Atténuer les impacts du Covid sur les agriculteurs

Dans le but d’augmenter la capacité de résilience des petits agriculteurs et des structures associatives vulnérables des communautés rurales par l’appui à l’augmentation rapide de la production agricole, le gouvernement haïtien, à travers le ministère de l’Agriculture, et le Fonds international pour le développement agricole (FIDA) ont lancé conjointement, le mercredi 17 novembre 2021, un projet intitulé « Projet d’urgence de renforcement de la résilience des agriculteurs au Covid 19». Ce projet sera exécuté dans trois départements géographiques du pays et cible particulièrement les agriculteurs pris individuellement ou regroupés au sein d’une association de base.

Publié le 2021-11-17 | lenouvelliste.com

L’Ouest, le Nord-Ouest et le Centre sont les trois départements géographiques du pays concernés par le Projet d’urgence de renforcement de la résilience des agriculteurs au Covid-19 (PURRACO). Financé par le Fonds international de développement agricole à hauteur de cinq millions de dollars et d’une contribution en nature de l’État haïtien à hauteur de 500 000 dollars américains, ce projet s’adresse à tous les ménages ruraux avec une emphase sur les ménages agricoles, les femmes, notamment celles les plus vulnérables et les jeunes.

Il s’agit, selon le coordonnateur du projet, Eliancé Moïse, d’un projet qui s’aligne sur les grandes orientations du programme de réponse du ministère de l’Agriculture en vue d’atténuer les impacts du coronavirus sur le secteur agricole et s’inscrit, affirme le ministre de l’Agriculture, Charlot Bredy, dans le cadre global du plan de réponse développé en mars 2020 par le ministère pour faire face aux effets de la pandémie et d’atténuer l'insécurité alimentaire aiguë et la baisse des revenus des ménages résultant de ces mesures.

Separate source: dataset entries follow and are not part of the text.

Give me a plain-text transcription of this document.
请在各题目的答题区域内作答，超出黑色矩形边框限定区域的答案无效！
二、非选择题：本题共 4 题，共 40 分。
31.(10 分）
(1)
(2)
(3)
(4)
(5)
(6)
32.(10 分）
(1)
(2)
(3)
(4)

L’objectif de ce projet, précise le coordonnateur du projet, est d’augmenter la capacité de résilience des petits agriculteurs et des structures associatives des communautés rurales par l’appui à l’augmentation rapide de la production agricole par le biais de la réhabilitation des infrastructures productives et l’approvisionnement en intrants agricoles et de l’appui à l’élevage d’animaux à cycle court.

Pour y parvenir, l’ancien directeur départemental agricole du Sud projette de mettre les balises afin d’accroitre durablement la base productive des zones ciblées par l’optimisation de la gestion de l’eau et la consolidation de l’agriculture au niveau des périmètres irrigués, au moyen d’installations collectives ou individuelles. Il est également question de valoriser les produits de l’agriculture irriguée de manière à augmenter les revenus des ménages les plus pauvres et renforcer les capacités de planification et de structuration des communautés, en incluant les groupes les plus vulnérables.

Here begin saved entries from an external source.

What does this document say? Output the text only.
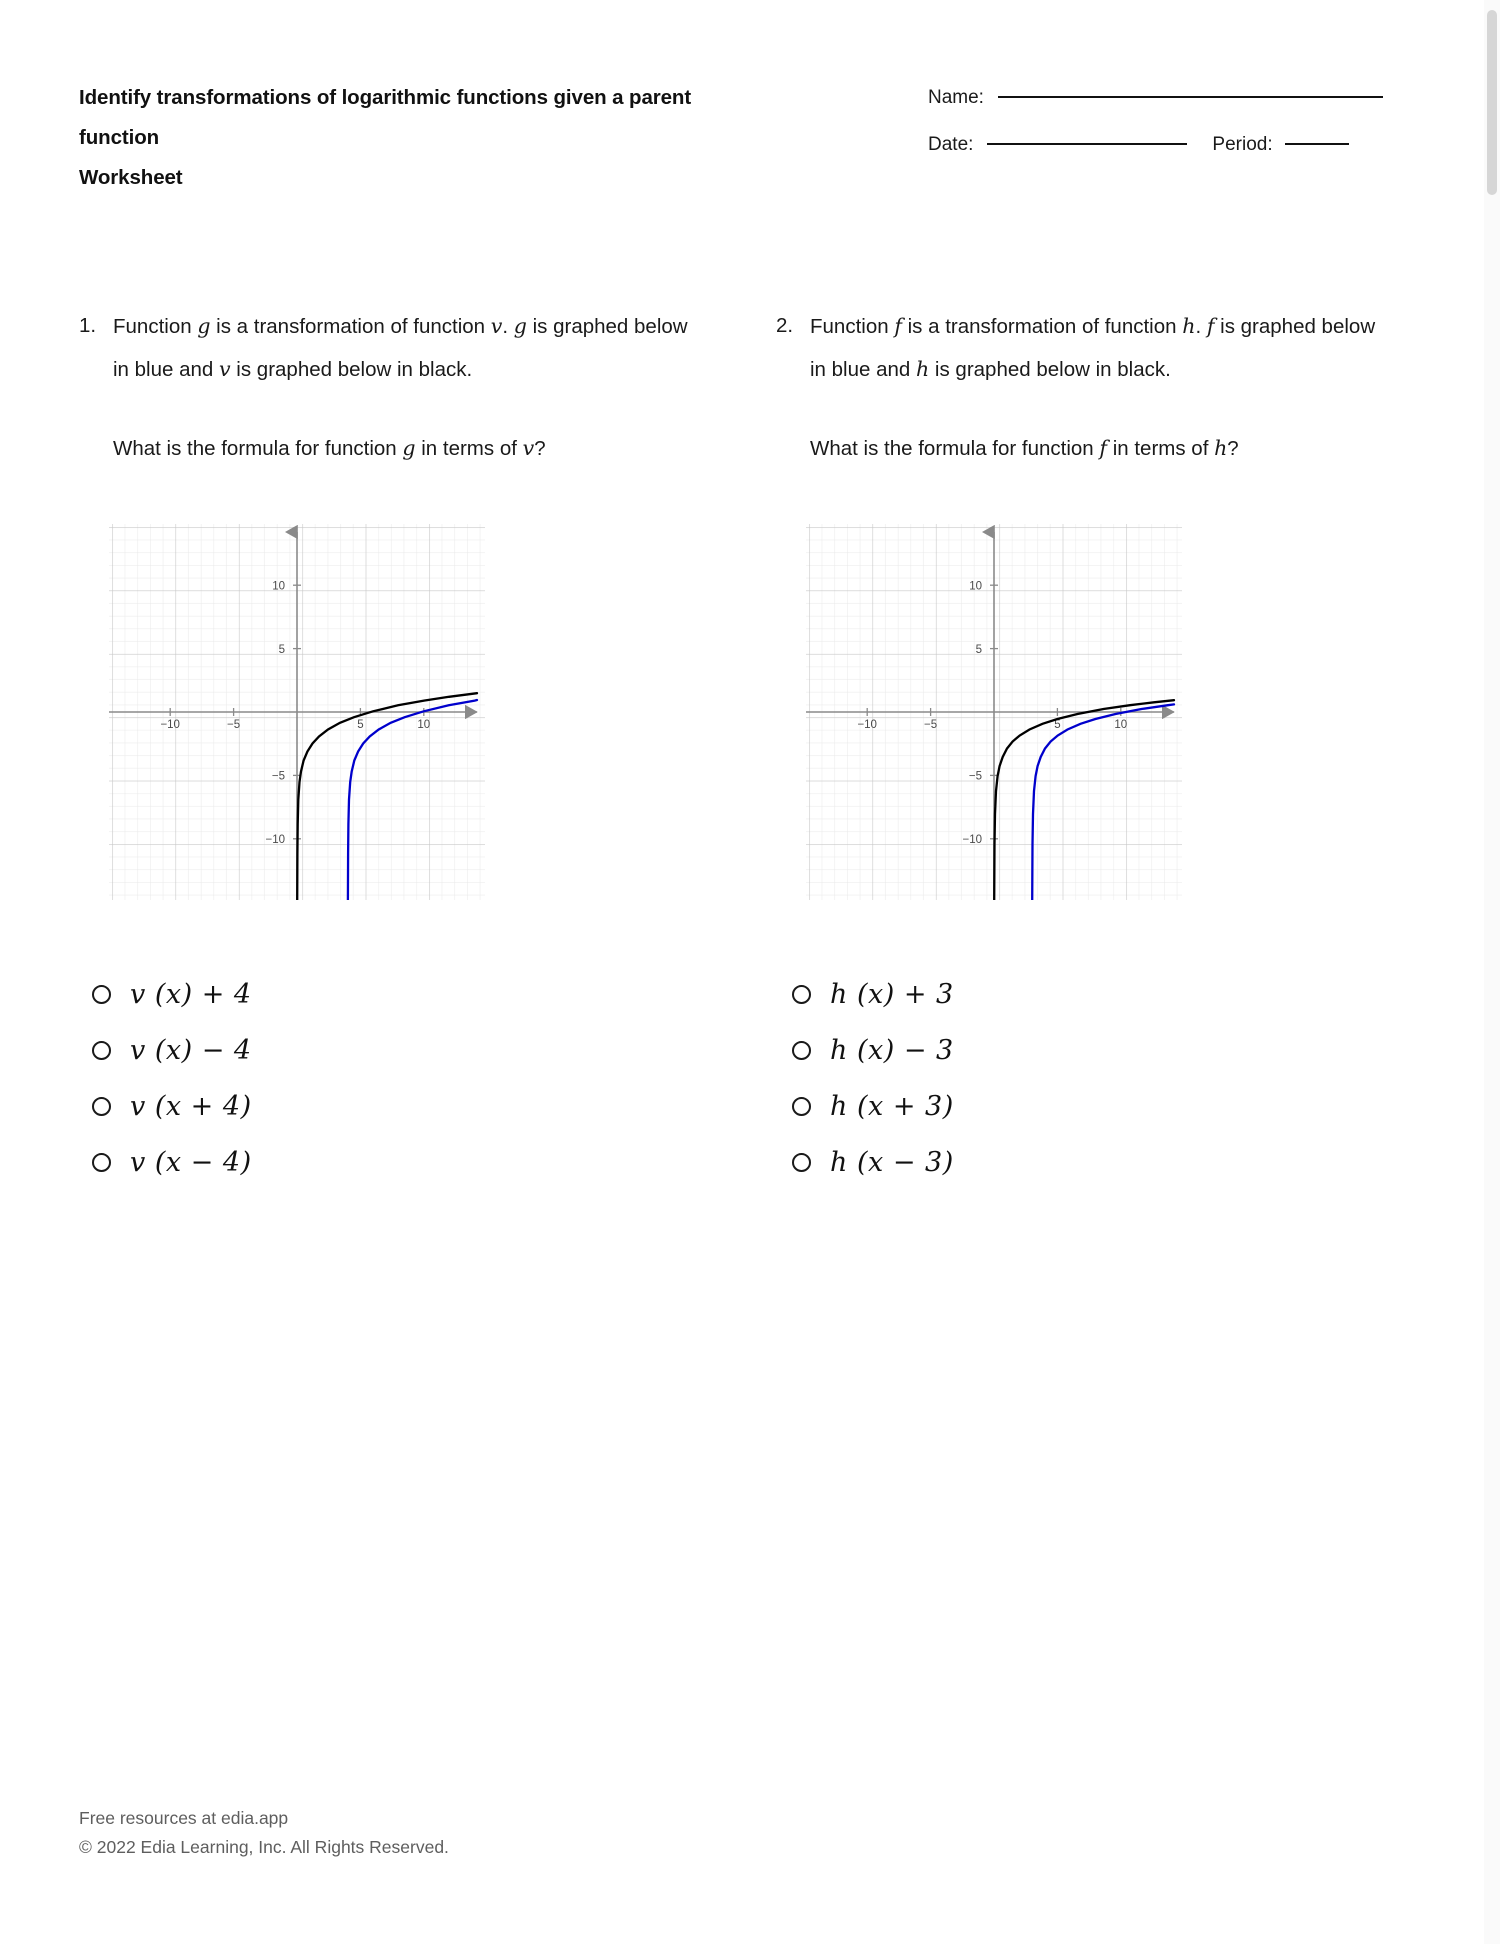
Identify transformations of logarithmic functions given a parent
function
Worksheet
Name:
Date:	Period:
1. Function g is a transformation of function v. g is graphed below in blue and v is graphed below in black.
What is the formula for function g in terms of v?
−10	−5	5	10
10
5
−5
−10
v (x) + 4
v (x) − 4
v (x + 4)
v (x − 4)
2. Function f is a transformation of function h. f is graphed below in blue and h is graphed below in black.
What is the formula for function f in terms of h?
5	10
−10	−5
10
5
−5
−10
h (x) + 3
h (x) − 3
h (x + 3)
h (x − 3)
Free resources at edia.app
© 2022 Edia Learning, Inc. All Rights Reserved.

Ainsi, au terme de ce projet, soit dans deux ans et demi, l’on projette de mettre en place 50 unités d’élevage de poules, 50 unités d’élevage de porcins et 50 unités d’élevage de caprins. L'on parle de la création de plusieurs milliers d’emplois dans le secteur agricole afin de diversifier le plus possible le revenu des ménages ruraux dont une grande partie est décapitalisée.   

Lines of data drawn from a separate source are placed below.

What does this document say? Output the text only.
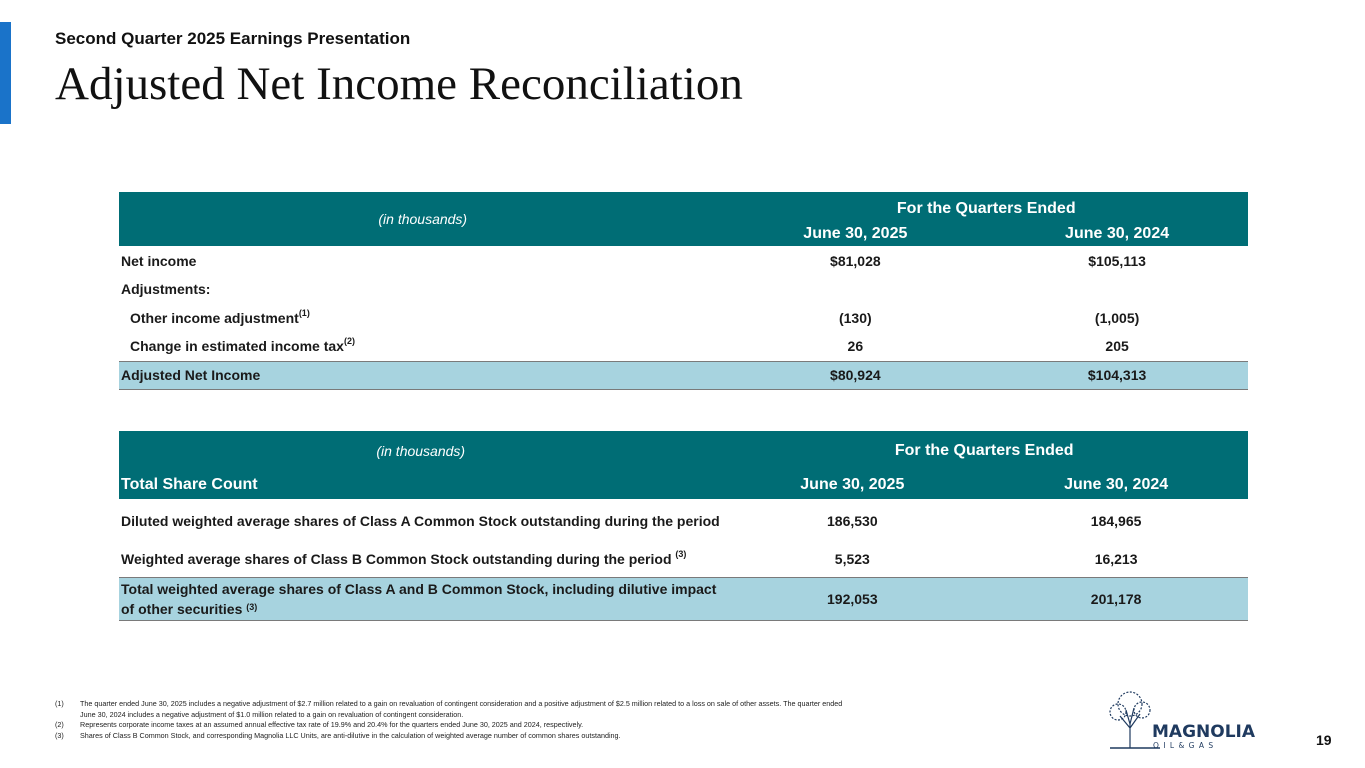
Second Quarter 2025 Earnings Presentation
Adjusted Net Income Reconciliation
(in thousands)	For the Quarters Ended	
	June 30, 2025	June 30, 2024
Net income	$81,028	$105,113
Adjustments:		
Other income adjustment$^{(1)}$	(130)	(1,005)
Change in estimated income tax$^{(2)}$	26	205
Adjusted Net Income	$80,924	$104,313
(in thousands)	For the Quarters Ended	
Total Share Count	June 30, 2025	June 30, 2024
Diluted weighted average shares of Class A Common Stock outstanding during the period	186,530	184,965
Weighted average shares of Class B Common Stock outstanding during the period $^{(3)}$	5,523	16,213
Total weighted average shares of Class A and B Common Stock, including dilutive impact of other securities $^{(3)}$	192,053	201,178
(1)	The quarter ended June 30, 2025 includes a negative adjustment of $2.7 million related to a gain on revaluation of contingent consideration and a positive adjustment of $2.5 million related to a loss on sale of other assets. The quarter ended June 30, 2024 includes a negative adjustment of $1.0 million related to a gain on revaluation of contingent consideration.
(2)	Represents corporate income taxes at an assumed annual effective tax rate of 19.9% and 20.4% for the quarters ended June 30, 2025 and 2024, respectively.
(3)	Shares of Class B Common Stock, and corresponding Magnolia LLC Units, are anti-dilutive in the calculation of weighted average number of common shares outstanding.	MAGNOLIA
O I L & G A S	19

Le directeur pays du FIDA a mis l’emphase sur la problématique de la sécurité alimentaire dans le pays. Par ce projet, assure le représentant de l’institution spécialisée des Nations unies en Haïti, Paolo Silveri, l’on vise l’atteinte des Objectifs de développement durable un et deux que sont l’éradication de la pauvreté et la lutte contre la faim. C’est en ce sens que le ministre s'est dit réjoui que ce projet puisse aborder les aspects du renforcement de la capacité de résilience des femmes rurales, de la promotion du genre et de l'autonomisation productive et économique des femmes et de jeunes à travers des activités de production dans les deux composantes du projet.